Senior Advocate Menaka Guruswamy, also appearing for some of the petitioners, weighed in to inform the court of the difficulties still being faced by the petitioners. She stated that despite the Centre's claims that look out notices had been withdrawn, some of the petitioners who went to the airport in an attempt to go back home were pushed back and were told that they did not have instructions to allow them to leave the country.
Justice Khanwilkar assured the petitioners that in case of such a problem, the Solicitor General may be contacted to resolve the issue. Khurshid also suggested that this difficulty may be solved by simply circulating a list to Airport authorities.
The Court has now listed the matter after 8 weeks, with the expectation that all pending trials will be disposed of by that time, and granted the petitioners liberty to approach Court if required in the interim period.

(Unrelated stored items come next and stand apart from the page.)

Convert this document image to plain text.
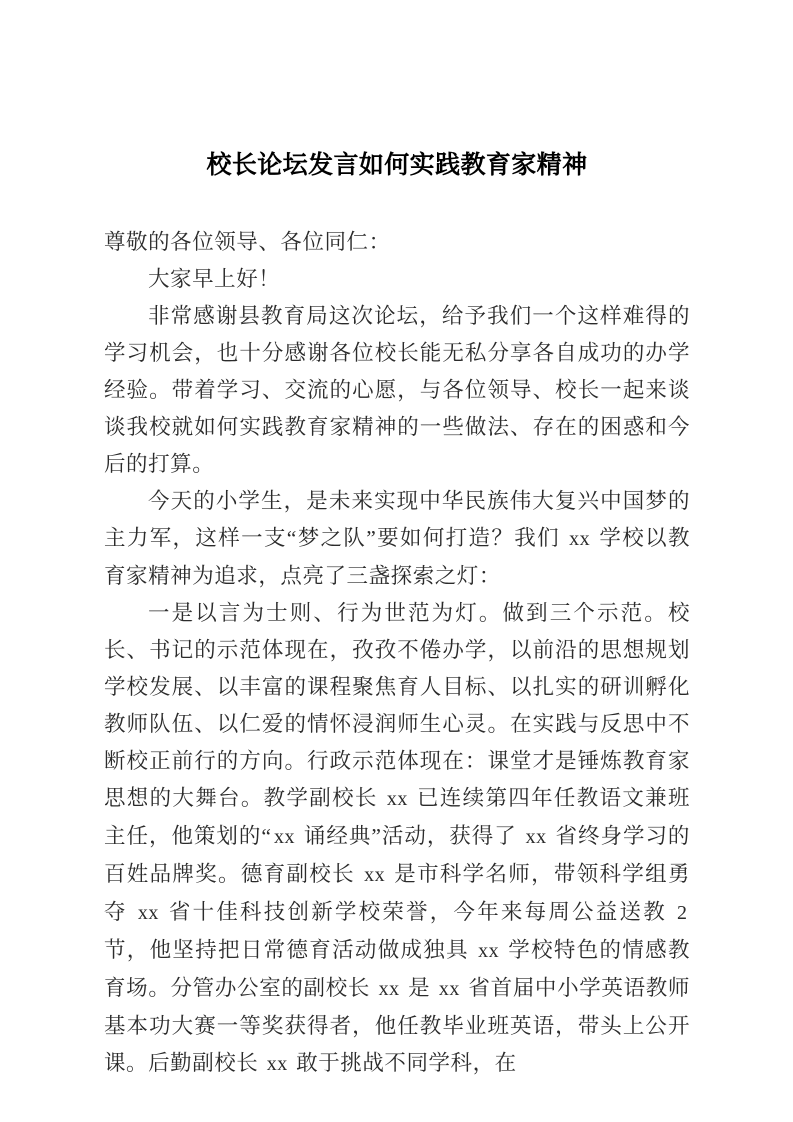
校长论坛发言如何实践教育家精神

尊敬的各位领导、各位同仁：

大家早上好！

非常感谢县教育局这次论坛，给予我们一个这样难得的学习机会，也十分感谢各位校长能无私分享各自成功的办学经验。带着学习、交流的心愿，与各位领导、校长一起来谈谈我校就如何实践教育家精神的一些做法、存在的困惑和今后的打算。

今天的小学生，是未来实现中华民族伟大复兴中国梦的主力军，这样一支“梦之队”要如何打造？我们 xx 学校以教育家精神为追求，点亮了三盏探索之灯：

一是以言为士则、行为世范为灯。做到三个示范。校长、书记的示范体现在，孜孜不倦办学，以前沿的思想规划学校发展、以丰富的课程聚焦育人目标、以扎实的研训孵化教师队伍、以仁爱的情怀浸润师生心灵。在实践与反思中不断校正前行的方向。行政示范体现在：课堂才是锤炼教育家思想的大舞台。教学副校长 xx 已连续第四年任教语文兼班主任，他策划的“ xx 诵经典”活动，获得了 xx 省终身学习的百姓品牌奖。德育副校长 xx 是市科学名师，带领科学组勇夺 xx 省十佳科技创新学校荣誉，今年来每周公益送教 2 节，他坚持把日常德育活动做成独具 xx 学校特色的情感教育场。分管办公室的副校长 xx 是 xx 省首届中小学英语教师基本功大赛一等奖获得者，他任教毕业班英语，带头上公开课。后勤副校长 xx 敢于挑战不同学科，在
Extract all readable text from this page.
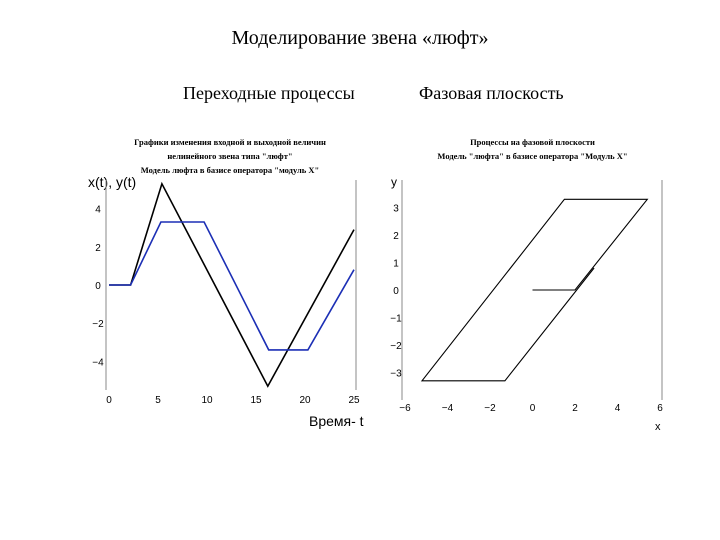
Моделирование звена «люфт»
Переходные процессы	Фазовая плоскость
Графики изменения входной и выходной величин
нелинейного звена типа "люфт"
Модель люфта в базисе оператора "модуль X"
Процессы на фазовой плоскости
Модель "люфта" в базисе оператора "Модуль X"
x(t), y(t)
Время- t
y
x
4
2
0
−2
−4
0	5	10	15	20	25
3
2
1
0
−1
−2
−3
−6	−4	−2	0	2	4	6
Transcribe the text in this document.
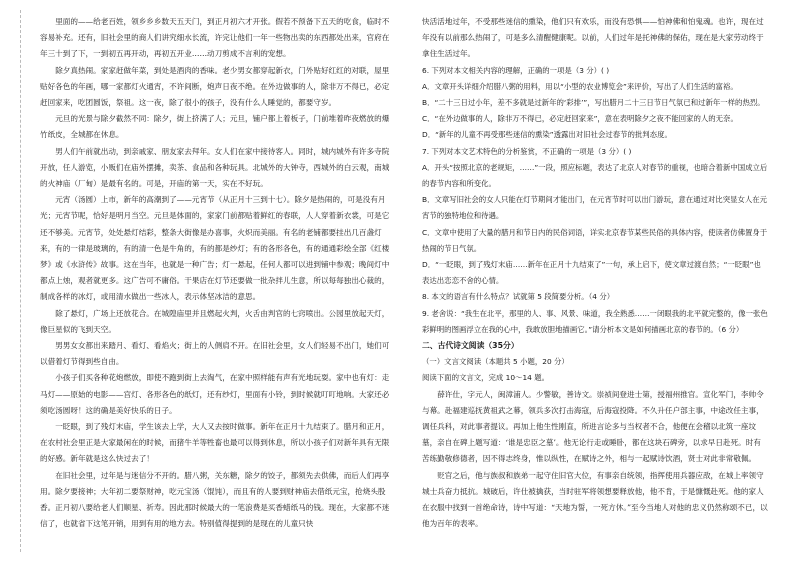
里面的——给老百姓，领乡乡乡数天五天门，到正月初六才开张。假若不预备下五天的吃食，临时不容易补充。还有，旧社会里的商人们讲究细水长流，许完让他们一年一些物出卖的东西都处出来，官府在年三十到了下，一到初五再开动，再初五开业……动刀剪成不言利的宠想。

除夕真热闹。家家赶做年菜，到处是酒肉的香味。老少男女都穿起新衣，门外贴好红红的对联，屋里贴好各色的年画，哪一家都灯火通宵，不许间断，炮声日夜不绝。在外边做事的人，除非万不得已，必定赶回家来，吃团圆饭，祭祖。这一夜，除了很小的孩子，没有什么人睡觉的，都要守岁。

元旦的光景与除夕截然不同：除夕，街上挤满了人；元旦，铺户都上着板子，门前堆着昨夜燃放的爆竹纸皮，全城都在休息。

男人们午前就出动，到亲戚家、朋友家去拜年。女人们在家中接待客人。同时，城内城外有许多寺院开放，任人游览，小贩们在庙外摆摊，卖茶、食品和各种玩具。北城外的大钟寺，西城外的白云观，南城的火神庙（厂甸）是最有名的。可是，开庙的第一天，实在不好玩。

元宵（汤圆）上市，新年的高潮到了——元宵节（从正月十三到十七）。除夕是热闹的，可是没有月光；元宵节呢，恰好是明月当空。元旦是体面的，家家门前都贴着鲜红的春联，人人穿着新衣裳，可是它还不够美。元宵节，处处悬灯结彩，整条大街像是办喜事，火炽而美丽。有名的老铺都要挂出几百盏灯来，有的一律是玻璃的，有的清一色是牛角的，有的都是纱灯；有的各形各色，有的通通彩绘全部《红楼梦》或《水浒传》故事。这在当年，也就是一种广告；灯一悬起，任何人都可以进到铺中参观；晚间灯中都点上烛，观者就更多。这广告可不庸俗。干果店在灯节还要做一批杂拌儿生意，所以每每独出心裁的，制成各样的冰灯，或用清水做出一些冰人，表示体坚冰洁的意思。

除了悬灯，广场上还放花合。在城隍庙里并且燃起火判，火舌由判官的七窍喷出。公园里放起天灯，像巨星似的飞到天空。

男男女女都出来踏月、看灯、看焰火；街上的人侧肩不开。在旧社会里，女人们轻易不出门，她们可以借着灯节得到些自由。

小孩子们买各种花炮燃放，即使不跑到街上去淘气，在家中照样能有声有光地玩耍。家中也有灯：走马灯——原始的电影——宫灯、各形各色的纸灯，还有纱灯，里面有小铃，到时候就叮叮地响。大家还必须吃汤圆呀！这的确是美好快乐的日子。

一眨眼，到了残灯末庙，学生该去上学，大人又去按时做事。新年在正月十九结束了。腊月和正月，在农村社会里正是大家最闲在的时候，而猪牛羊等牲畜也最可以得到休息，所以小孩子们对新年具有无限的好感。新年就是这么快过去了！

在旧社会里，过年是与迷信分不开的。腊八粥，关东糖，除夕的饺子，都须先去供佛，而后人们再享用。除夕要接神；大年初二要祭财神，吃元宝汤（馄饨），而且有的人要到财神庙去借纸元宝，抢烧头股香。正月初八要给老人们顺星、祈寿。因此那时候最大的一笔浪费是买香蜡纸马的钱。现在，大家都不迷信了，也就省下这笔开销，用到有用的地方去。特别值得提到的是现在的儿童只快

快活活地过年，不受那些迷信的熏染，他们只有欢乐，而没有恐惧——怕神佛和怕鬼魂。也许，现在过年没有以前那么热闹了，可是多么清醒健康呢。以前，人们过年是托神佛的保佑，现在是大家劳动终于拿住生活过年。

6. 下列对本文相关内容的理解，正确的一项是（3 分）( )

A．文章开头详细介绍腊八粥的用料，用以“小型的农业博览会”来评价，写出了人们生活的富裕。

B．“二十三日过小年，差不多就是过新年的‘彩排’”，写出腊月二十三日节日气氛已和过新年一样的热烈。

C．“在外边做事的人，除非万不得已，必定赶回家来”，意在表明除夕之夜不能回家的人的无奈。

D．“新年的儿童不再受那些迷信的熏染”透露出对旧社会过春节的批判态度。

7. 下列对本文艺术特色的分析鉴赏，不正确的一项是（3 分）( )

A．开头“按照北京的老规矩，……”一段，照应标题，表达了北京人对春节的重视，也暗合着新中国成立后的春节内容和所变化。

B．文章写旧社会的女人只能在灯节期间才能出门，在元宵节时可以出门游玩，意在通过对比突显女人在元宵节的独特地位和待遇。

C．文章中使用了大量的腊月和节日内的民俗词语，详实北京春节某些民俗的具体内容，使读者仿佛置身于热闹的节日气氛。

D．“一眨眼，到了残灯末庙……新年在正月十九结束了”一句，承上启下，使文章过渡自然；“一眨眼”也表达出恋恋不舍的心情。

8. 本文的语言有什么特点？试就第 5 段简要分析。（4 分）

9. 老舍说：“我生在北平，那里的人、事、风景、味道，我全熟悉……一闭眼我的北平就完整的，像一张色彩鲜明的图画浮立在我的心中，我敢放胆地描画它。”请分析本文是如何描画北京的春节的。（6 分）

二、古代诗文阅读（35分）

（一）文言文阅读（本题共 5 小题，20 分）

阅读下面的文言文，完成 10～14 题。

薛许仕，字元人，闽漳浦人。少警敏，善诗文。崇祯间登进士第，授福州推官。宣化军门，李帅令与幕。赴福建巡抚黄祖武之幕，领兵多次打击海寇，后海寇投降。不久升任户部主事，中途改任主事，调任兵科，对此事者提议。再加上他生性刚直，所进言论多与当权者不合，他便在会稽以北筑一座坟墓，亲自在碑上题写道：‘谁是忠臣之墓’。他无论行走或睡卧，都在这块石碑旁，以求早日赴死。时有苦练勤敬修德者，因不得志终身，惟以纵性，在赋诗之外，相与一起赋诗饮酒，贤士对此非常敬佩。

贬官之后，他与族叔和族弟一起守住旧官大位，有事亲自统领，指挥使用兵器应敌，在城上率领守城士兵奋力抵抗。城破后，许仕被擒获，当时驻军将领想要释放他，他不肯，于是慷慨赴死。他的家人在衣服中找到一首绝命诗，诗中写道：“天地为誓，一死方休。”至今当地人对他的忠义仍然称颂不已，以他为百年的表率。
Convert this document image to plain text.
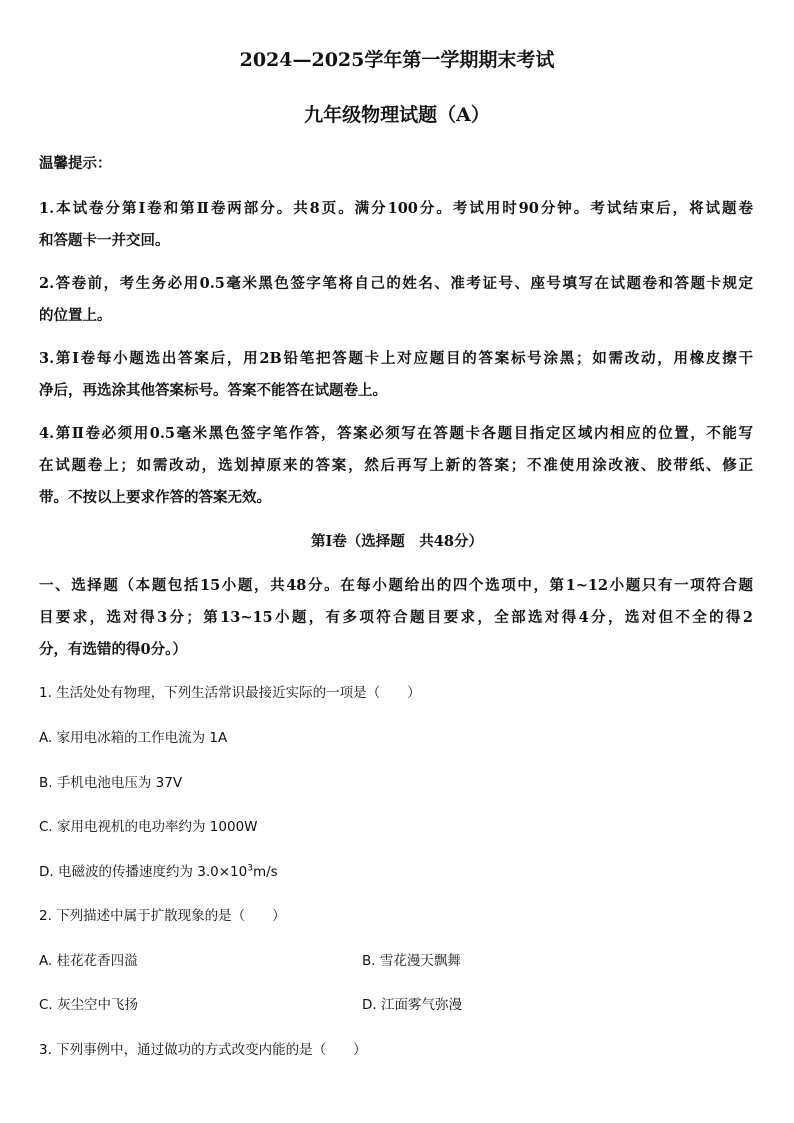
2024—2025学年第一学期期末考试
九年级物理试题（A）
温馨提示：
1.本试卷分第Ⅰ卷和第Ⅱ卷两部分。共8页。满分100分。考试用时90分钟。考试结束后，将试题卷
和答题卡一并交回。
2.答卷前，考生务必用0.5毫米黑色签字笔将自己的姓名、准考证号、座号填写在试题卷和答题卡规定
的位置上。
3.第Ⅰ卷每小题选出答案后，用2B铅笔把答题卡上对应题目的答案标号涂黑；如需改动，用橡皮擦干
净后，再选涂其他答案标号。答案不能答在试题卷上。
4.第Ⅱ卷必须用0.5毫米黑色签字笔作答，答案必须写在答题卡各题目指定区域内相应的位置，不能写
在试题卷上；如需改动，选划掉原来的答案，然后再写上新的答案；不准使用涂改液、胶带纸、修正
带。不按以上要求作答的答案无效。
第Ⅰ卷（选择题　共48分）
一、选择题（本题包括15小题，共48分。在每小题给出的四个选项中，第1~12小题只有一项符合题
目要求，选对得3分；第13~15小题，有多项符合题目要求，全部选对得4分，选对但不全的得2
分，有选错的得0分。）
1. 生活处处有物理，下列生活常识最接近实际的一项是（　　）
A. 家用电冰箱的工作电流为 1A
B. 手机电池电压为 37V
C. 家用电视机的电功率约为 1000W
D. 电磁波的传播速度约为 $3.0\times 10^3m/s$
2. 下列描述中属于扩散现象的是（　　）
A. 桂花花香四溢	B. 雪花漫天飘舞
C. 灰尘空中飞扬	D. 江面雾气弥漫
3. 下列事例中，通过做功的方式改变内能的是（　　）
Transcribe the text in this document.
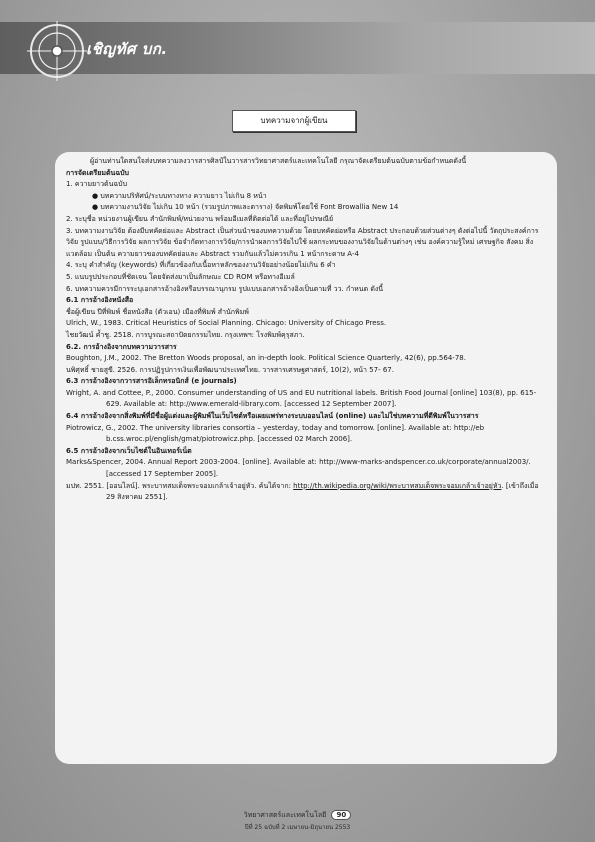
เชิญทัศ บก.
บทความจากผู้เขียน

ผู้อ่านท่านใดสนใจส่งบทความลงวารสารศิลป์ในวารสารวิทยาศาสตร์และเทคโนโลยี กรุณาจัดเตรียมต้นฉบับตามข้อกำหนดดังนี้

การจัดเตรียมต้นฉบับ

1. ความยาวต้นฉบับ

● บทความปริทัศน์/ระบบทางหาง ความยาว ไม่เกิน 8 หน้า

● บทความงานวิจัย ไม่เกิน 10 หน้า (รวมรูปภาพและตาราง) จัดพิมพ์โดยใช้ Font Browallia New 14

2. ระบุชื่อ หน่วยงานผู้เขียน สำนักพิมพ์/หน่วยงาน พร้อมอีเมลที่ติดต่อได้ และที่อยู่ไปรษณีย์

3. บทความงานวิจัย ต้องมีบทคัดย่อและ Abstract เป็นส่วนนำของบทความด้วย โดยบทคัดย่อหรือ Abstract ประกอบด้วยส่วนต่างๆ ดังต่อไปนี้ วัตถุประสงค์การวิจัย รูปแบบ/วิธีการวิจัย ผลการวิจัย ข้อจำกัดทางการวิจัย/การนำผลการวิจัยไปใช้ ผลกระทบของงานวิจัยในด้านต่างๆ เช่น องค์ความรู้ใหม่ เศรษฐกิจ สังคม สิ่งแวดล้อม เป็นต้น ความยาวของบทคัดย่อและ Abstract รวมกันแล้วไม่ควรเกิน 1 หน้ากระดาษ A-4

4. ระบุ คำสำคัญ (keywords) ที่เกี่ยวข้องกับเนื้อหาหลักของงานวิจัยอย่างน้อยไม่เกิน 6 คำ

5. แนบรูปประกอบที่ชัดเจน โดยจัดส่งมาเป็นลักษณะ CD ROM หรือทางอีเมล์

6. บทความควรมีการระบุเอกสารอ้างอิงหรือบรรณานุกรม รูปแบบเอกสารอ้างอิงเป็นตามที่ วว. กำหนด ดังนี้

6.1 การอ้างอิงหนังสือ

ชื่อผู้เขียน ปีที่พิมพ์ ชื่อหนังสือ (ตัวเอน) เมืองที่พิมพ์ สำนักพิมพ์

Ulrich, W., 1983. Critical Heuristics of Social Planning. Chicago: University of Chicago Press.

ไชยวัฒน์ ค้ำชู. 2518. การบูรณะสถาปัตยกรรมไทย. กรุงเทพฯ: โรงพิมพ์คุรุสภา.

6.2. การอ้างอิงจากบทความวารสาร

Boughton, J.M., 2002. The Bretton Woods proposal, an in-depth look. Political Science Quarterly, 42(6), pp.564-78.

นพิศุทธิ์ ชายสูขี. 2526. การปฏิรูปการเงินเพื่อพัฒนาประเทศไทย. วารสารเศรษฐศาสตร์, 10(2), หน้า 57- 67.

6.3 การอ้างอิงจากวารสารอิเล็กทรอนิกส์ (e journals)

Wright, A. and Cottee, P., 2000. Consumer understanding of US and EU nutritional labels. British Food Journal [online] 103(8), pp. 615-629. Available at: http://www.emerald-library.com. [accessed 12 September 2007].

6.4 การอ้างอิงจากสิ่งพิมพ์ที่มีชื่อผู้แต่งและผู้พิมพ์ในเว็บไซต์หรือเผยแพร่ทางระบบออนไลน์ (online) และไม่ใช่บทความที่ตีพิมพ์ในวารสาร

Piotrowicz, G., 2002. The university libraries consortia – yesterday, today and tomorrow. [online]. Available at: http://eb b.css.wroc.pl/english/gmat/piotrowicz.php. [accessed 02 March 2006].

6.5 การอ้างอิงจากเว็บไซต์ในอินเทอร์เน็ต

Marks&Spencer, 2004. Annual Report 2003-2004. [online]. Available at: http://www-marks-andspencer.co.uk/corporate/annual2003/. [accessed 17 September 2005].

มปท. 2551. [ออนไลน์]. พระบาทสมเด็จพระจอมเกล้าเจ้าอยู่หัว. ค้นได้จาก: http://th.wikipedia.org/wiki/พระบาทสมเด็จพระจอมเกล้าเจ้าอยู่หัว. [เข้าถึงเมื่อ 29 สิงหาคม 2551].

วิทยาศาสตร์และเทคโนโลยี 90
ปีที่ 25 ฉบับที่ 2 เมษายน-มิถุนายน 2553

On April 2, the Press Information Bureau (PIB) communicated the Government's decision to blacklist as many as 960 foreigners from 35 countries who were present in India. At the same time, orders were issued to Director Generals of Police (DGPs) of all States and Union Territories as well as the Commissioner of Delhi Police (CP) to register FIRs against such foreign nationals.
In light of this, a plea had been filed before the Supreme Court, contending that the decision had been taken unilaterally and arbitrarily. Their plea emphasised that a decision of en masse blacklisting without issuing notice or providing an opportunity of being heard is in blatant violation of not only principles of natural justice, but also, of the Right to Life under Article 21.
The petitioners, all of whom have been blacklisted, submitted that not only has the sudden decision led to FIRs being registered against them but has also resulted in them having to forfeit their passports to the State Administration. This, they contended, is a complete deprivation of personal liberty, without following procedure established under law.
Hearing the matter, the Court had allowed all these foreign nationals to make representations challenging their individual visa cancellation orders before appropriate authorities. While a certain number of them had opted for a plea bargain, a few others had expressed apprehension in doing so as they would face difficulties in their home countries if they were charged of a crime in a foreign country. Therefore, they had chosen to face trial.